Machine Learning Process: The place of feature engineering in the machine learning workflow.

Feature Engineering is the process of using domain knowledge of the data 
to create features that make machine learning algorithms work. 
Feature engineering is fundamental to the application of machine learning, 
and is both difficult and expensive.
  1. We further submitted our data under the MIT Open Source License in hopes that future researchers can help us predict human trafficking ads. Predicting of ads can allow for law enforcement to target the specific traffickers since they can come into contact with these individuals who often move between places.

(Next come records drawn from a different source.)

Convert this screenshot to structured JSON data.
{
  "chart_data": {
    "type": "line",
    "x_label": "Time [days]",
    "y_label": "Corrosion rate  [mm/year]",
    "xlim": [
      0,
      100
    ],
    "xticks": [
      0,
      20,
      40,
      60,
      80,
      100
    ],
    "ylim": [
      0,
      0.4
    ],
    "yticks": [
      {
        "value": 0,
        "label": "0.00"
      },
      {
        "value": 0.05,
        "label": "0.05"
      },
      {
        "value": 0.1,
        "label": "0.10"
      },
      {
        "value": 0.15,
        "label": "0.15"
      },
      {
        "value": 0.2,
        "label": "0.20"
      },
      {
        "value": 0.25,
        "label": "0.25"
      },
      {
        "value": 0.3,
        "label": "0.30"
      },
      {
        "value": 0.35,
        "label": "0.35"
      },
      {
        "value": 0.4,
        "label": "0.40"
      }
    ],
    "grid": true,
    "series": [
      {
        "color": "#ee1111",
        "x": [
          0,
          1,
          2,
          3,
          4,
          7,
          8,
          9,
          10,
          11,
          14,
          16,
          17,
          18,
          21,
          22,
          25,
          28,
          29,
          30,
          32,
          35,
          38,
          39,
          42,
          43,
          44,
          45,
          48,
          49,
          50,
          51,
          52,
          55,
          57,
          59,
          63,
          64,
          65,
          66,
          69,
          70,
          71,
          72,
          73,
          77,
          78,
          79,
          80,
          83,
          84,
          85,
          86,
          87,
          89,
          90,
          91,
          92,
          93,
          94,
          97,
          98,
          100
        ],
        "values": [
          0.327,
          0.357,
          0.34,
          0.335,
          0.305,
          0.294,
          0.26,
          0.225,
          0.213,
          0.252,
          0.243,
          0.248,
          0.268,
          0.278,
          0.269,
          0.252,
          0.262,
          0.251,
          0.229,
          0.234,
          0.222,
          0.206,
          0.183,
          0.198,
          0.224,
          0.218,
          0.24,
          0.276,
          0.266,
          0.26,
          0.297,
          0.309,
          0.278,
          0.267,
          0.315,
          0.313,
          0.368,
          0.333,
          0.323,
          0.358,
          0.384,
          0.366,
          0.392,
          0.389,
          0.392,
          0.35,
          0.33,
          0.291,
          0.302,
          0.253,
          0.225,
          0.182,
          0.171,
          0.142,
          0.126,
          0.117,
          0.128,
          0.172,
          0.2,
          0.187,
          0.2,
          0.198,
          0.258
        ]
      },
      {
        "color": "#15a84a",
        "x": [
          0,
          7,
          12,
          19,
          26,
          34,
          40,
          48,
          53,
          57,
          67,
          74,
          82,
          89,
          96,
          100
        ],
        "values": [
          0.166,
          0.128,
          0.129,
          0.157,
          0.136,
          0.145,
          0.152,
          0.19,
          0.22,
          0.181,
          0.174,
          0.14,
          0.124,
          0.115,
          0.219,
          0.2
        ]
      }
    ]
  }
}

In addition, we made a simple web app to demo our project that will allow users to visualize and data engineered which will help identify future posts.

Challenges

  • Since we weren't able to find any datasets to implement our original idea, we had to generate data ourselves
  • We had a few difficulties with setting up the Google Cloud Natural Language Processing API (GCloud NLP). We weren't downloading the correct installations so it took us about an hour to fix the problem
  • Since most of us weren't familiar with tools such a Jupyter, git and GCloud NLP, there was a high learning curve
  • Conversion of CSV to JSON was difficult when we were trying to visualize our data
  • Trying to build a website 2 hours before it is due because we didn't have all of the pieces together on time.

Accomplishment

  • Encoded and decoded emojis in Python
  • Generating semantic analysis and category classification using GCloud NLP

What did we learn?

  • How to use Jupyter
  • Data Science
  • Git
  • Python
  • GCloud NLP
  • Beautiful Soup

What’s next?

  1. We would like to publish and extract larger datasets as more research is needed.
  2. We would like to explore more Machine Learning and Textual Analysis models.
  3. We want to turn this into an API or build better applications to detect human trafficking by using process.